“Senhorita Holmes”, perguntou ela com um leve sotaque francês. “Sim”, Victoria se virou. “Meu nome é Isabel Durán. Eu estava naquele voo de Londres para Nysa, um ano e meio atrás. Vi como a trataram.” A mulher pegou a mão de Victoria. “Quero me desculpar. Eu não a defendi na época, não disse uma palavra, apenas fiquei sentada observando como todos os outros.” Victoria apertou a mão dela. “Você não precisa se desculpar”, disse ela gentilmente. “Eu não tinha como saber o que estava acontecendo. Ninguém tinha como saber.”
Mas quando a vi naquela conferência de imprensa na televisão, entendi quem ela era. Fiquei tão envergonhada. Isabel Soló. Ela era tão jovem, tão confusa, e todos nós apenas assistimos, sem intervir. Tudo isso agora é passado. Victoria a abraçou. O que importa não é o que aconteceu então, mas o que aconteceu depois. Todos nós aprendemos, crescemos, nos tornamos melhores. E a presença dela aqui hoje, suas palavras, significam muito para mim. Obrigada por ter coragem de me ajudar. Isabel sorriu em meio às lágrimas. Agora eu simplesmente voo.

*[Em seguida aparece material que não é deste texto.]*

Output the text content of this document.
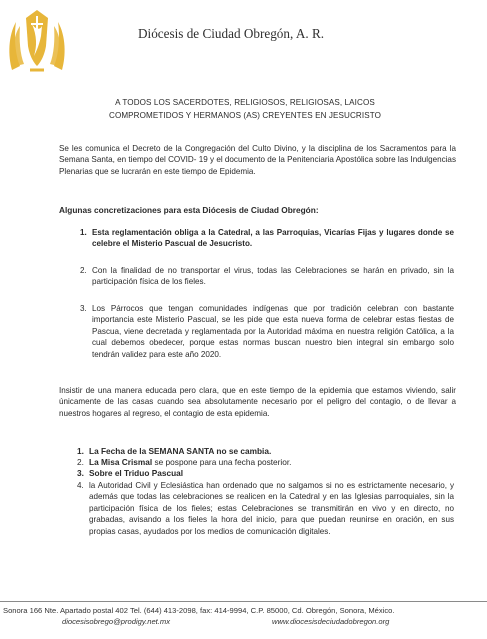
Diócesis de Ciudad Obregón, A. R.
A TODOS LOS SACERDOTES, RELIGIOSOS, RELIGIOSAS, LAICOS
COMPROMETIDOS Y HERMANOS (AS) CREYENTES EN JESUCRISTO
Se les comunica el Decreto de la Congregación del Culto Divino, y la disciplina de los Sacramentos para la Semana Santa, en tiempo del COVID- 19 y el documento de la Penitenciaria Apostólica sobre las Indulgencias Plenarias que se lucrarán en este tiempo de Epidemia.
Algunas concretizaciones para esta Diócesis de Ciudad Obregón:
1. Esta reglamentación obliga a la Catedral, a las Parroquias, Vicarías Fijas y lugares donde se celebre el Misterio Pascual de Jesucristo.
2. Con la finalidad de no transportar el virus, todas las Celebraciones se harán en privado, sin la participación física de los fieles.
3. Los Párrocos que tengan comunidades indígenas que por tradición celebran con bastante importancia este Misterio Pascual, se les pide que esta nueva forma de celebrar estas fiestas de Pascua, viene decretada y reglamentada por la Autoridad máxima en nuestra religión Católica, a la cual debemos obedecer, porque estas normas buscan nuestro bien integral sin embargo solo tendrán validez para este año 2020.
Insistir de una manera educada pero clara, que en este tiempo de la epidemia que estamos viviendo, salir únicamente de las casas cuando sea absolutamente necesario por el peligro del contagio, o de llevar a nuestros hogares al regreso, el contagio de esta epidemia.
1. La Fecha de la SEMANA SANTA no se cambia.
2. La Misa Crismal se pospone para una fecha posterior.
3. Sobre el Triduo Pascual
4. la Autoridad Civil y Eclesiástica han ordenado que no salgamos si no es estrictamente necesario, y además que todas las celebraciones se realicen en la Catedral y en las Iglesias parroquiales, sin la participación física de los fieles; estas Celebraciones se transmitirán en vivo y en directo, no grabadas, avisando a los fieles la hora del inicio, para que puedan reunirse en oración, en sus propias casas, ayudados por los medios de comunicación digitales.
Sonora 166 Nte. Apartado postal 402 Tel. (644) 413-2098, fax: 414-9994, C.P. 85000, Cd. Obregón, Sonora, México.
diocesisobrego@prodigy.net.mx	www.diocesisdeciudadobregon.org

“Adoro suas asas”, admitiu ela. “E digo a todos os meus amigos que eles têm uma companhia maravilhosa. Você é uma mulher incrível, Victoria Río. Por isso, sou duplamente grata pela sua confiança e pelas suas recomendações. Você é uma verdadeira embaixadora da marca.” Elas conversaram por mais um tempo. Depois, Isabel saiu com os amigos. Victoria, com uma taça de champanhe na mão, observou a sala. Havia pessoas que dirigiam as maiores companhias aéreas da Europa, e todas a parabenizavam.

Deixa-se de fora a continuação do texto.